Viterbo – Dies Natalis saluta e dà appuntamento al prossimo anno. È iniziato questa mattina lo smontaggio sul sagrato della basilica di Santa Rosa.
Viterbo – Lo smontaggio Dies Natalis
La nuova macchina di Santa Rosa, che per la prima volta ha sfilato per le vie del centro lo scorso 3 settembre, saluta così la città dando appuntamento al prossimo anno.
Viterbo – Lo smontaggio Dies Natalis
Un arrivederci e non di certo un addio, visto che Dies Natalis, terza macchina ideata dall’architetto Raffaele Ascenzi, è al suo primo trasporto e ne ha ancora di tempo davanti per farsi ammirare e apprezzare nei tanti dettagli che la caratterizzano.
Alle 7,16 l’arrivo del primo camion della ditta Fiorillo in largo Facchini di Santa Rosa. Poco prima delle 8 sono state sganciate le prime funi a sostegno della macchina.

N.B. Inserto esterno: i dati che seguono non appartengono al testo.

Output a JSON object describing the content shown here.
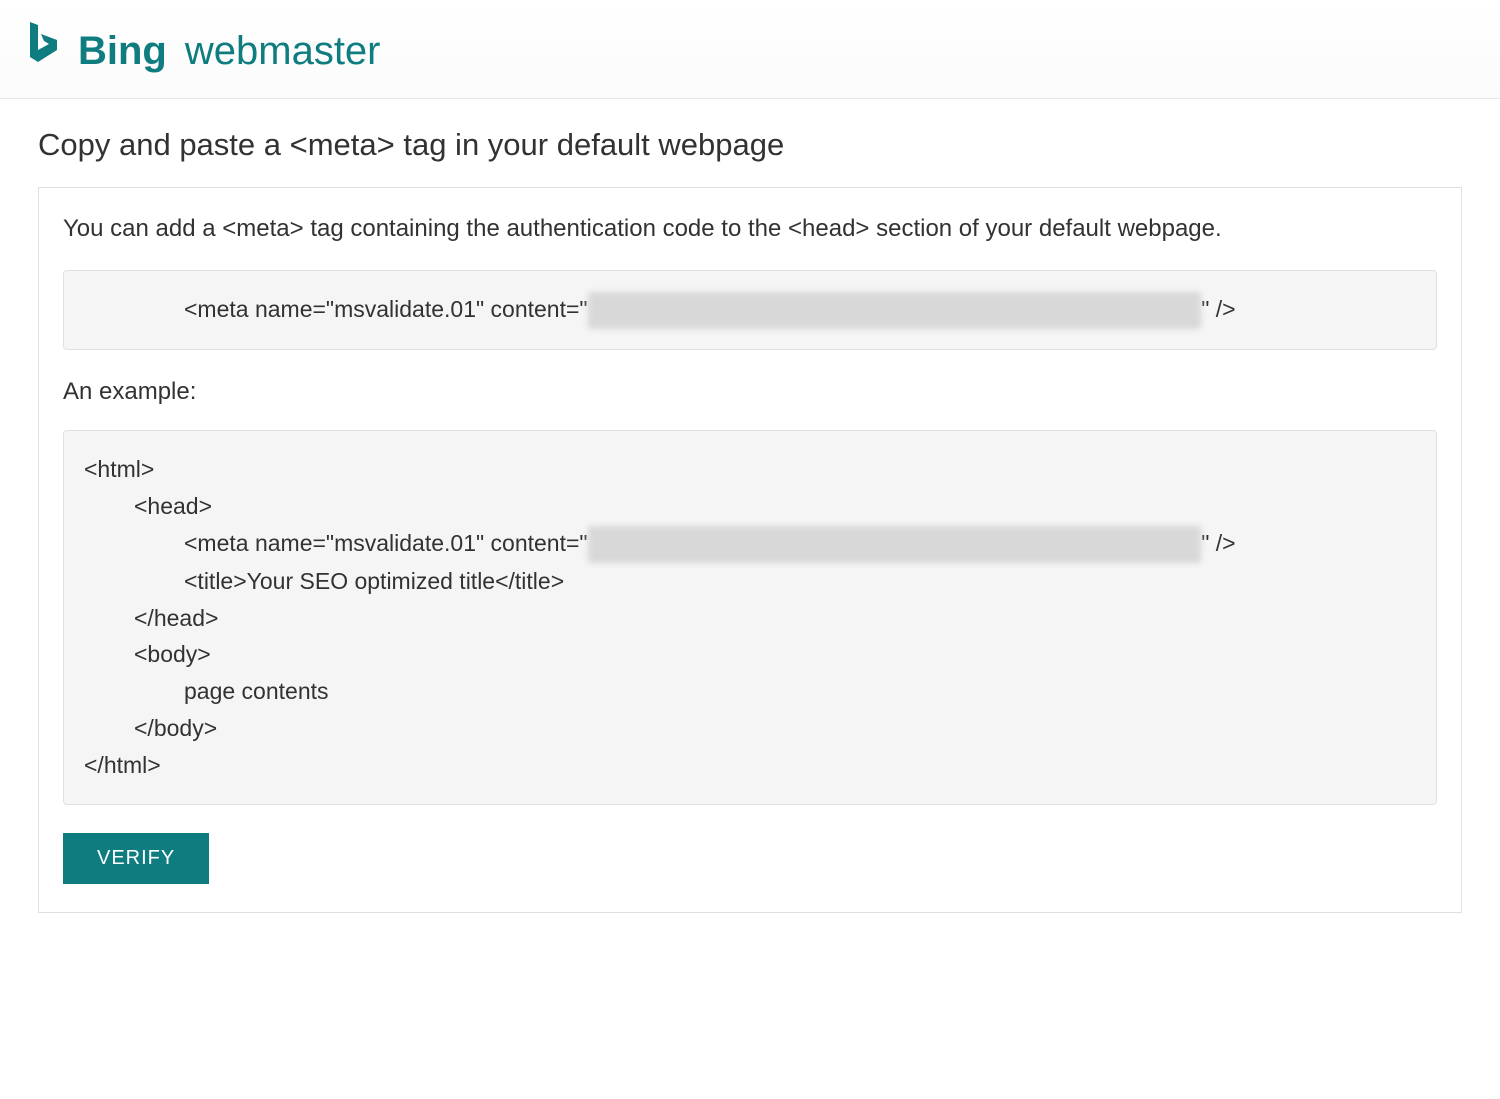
{
  "header": {
    "brand_name": "Bing",
    "product_name": "webmaster",
    "brand_color": "#0f7c80"
  },
  "main": {
    "section_title": "Copy and paste a <meta> tag in your default webpage",
    "instruction": "You can add a <meta> tag containing the authentication code to the <head> section of your default webpage.",
    "meta_tag_prefix": "<meta name=\"msvalidate.01\" content=\"",
    "meta_tag_suffix": "\" />",
    "example_label": "An example:",
    "example_code": {
      "line1": "<html>",
      "line2": "<head>",
      "line3_prefix": "<meta name=\"msvalidate.01\" content=\"",
      "line3_suffix": "\" />",
      "line4": "<title>Your SEO optimized title</title>",
      "line5": "</head>",
      "line6": "<body>",
      "line7": "page contents",
      "line8": "</body>",
      "line9": "</html>"
    },
    "verify_button_label": "VERIFY"
  }
}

La ditta di Vincenzo Fiorillo ha inziato lo smontaggio partendo dalla cima. A essere tolto il primo blocco, con la statua di Santa Rosa all’interno del campanile con in cima la croce. Via via si sta passando alla parte più bassa.
A supervisionare le delicate fasi di smontaggio Vincenzo, Mirko, Alessio e Lorenzo Fiorillo, l’architetto Raffaele Ascenzi e il presidente del Sodalizio facchini di santa Rosa Massimo Mecarini. Sul posto gli operai della ditta e Damiano Amatore, direttore tecnico del cantiere di Santa Rosa, con la sindaca Chiara Frontini.
Viterbo – Lo smontaggio Dies Natalis
“Iniziamo sganciando le funi, con la macchina che comunque rimane ancorata sempre dalla base sotto- spiega Mirko Fiorillo -. Poi procediamo con lo smontaggio della parte più alta e proseguiamo scendendo. Cinque i grandi blocchi che andremo a smontare e via via saranno caricati sui camion”.
“Nel tardo pomeriggio si finisce con il rientro degli ultimi camion sulla Tuscanese – spiega ancora Mirko Fiorillo -. Ci vuole un po’ di tempo in più per lo smontaggio di Dies Natalis, anche perché siamo al primo anno e comunque è sempre una fase delicata”.
Viterbo – Lo smontaggio Dies Natalis
“Quello con Dies Natalis è un arrivederci a dopodomani, quando con Fiorillo faremo il punto della situazione per calibrare la macchina alla luce del trasporto effettuato – ha spiegato Raffaele Ascenzi, che ha seguito da vicino tutte le fasi dello smontaggio -. È stato un grande successo e i facchini sono stati strepitosi, ma noi dobbiamo essere ancora più bravi e rendere la macchina ancora più confortevole per loro, più performante per il trasporto”.
Le operazioni sono andate avanti tutta la mattinata e nel tardo pomeriggio, come da pronostico, Dies Natalis ha lasciato il sagrato.
Viterbo – Santa Rosa – Lo smontaggio Dies Natalis
Poco dopo le 15,30 è stata tolta la statua di Santa Rosa alla base, poi lo smontaggio dei due ultimi blocchi. Sui camion gli altri elementi della macchina, con parte delle statue più piccole adagiate al lato della macchina.
Viterbo – Santa Rosa – Lo smontaggio Dies Natalis
Intorno 16,30 anche il penultimo blocco è stato smontato e successivamente riposto su un camion.
In ultimo la base, che è stata sollevata alle 17,15.
Viterbo – Santa Rosa – Lo smontaggio Dies Natalis
I camion alla ditta Fiorillo proseguiranno il viaggio fino i capannoni su strada Tuscanese. Qui saranno conservati in attesa del prossimo 3 settembre.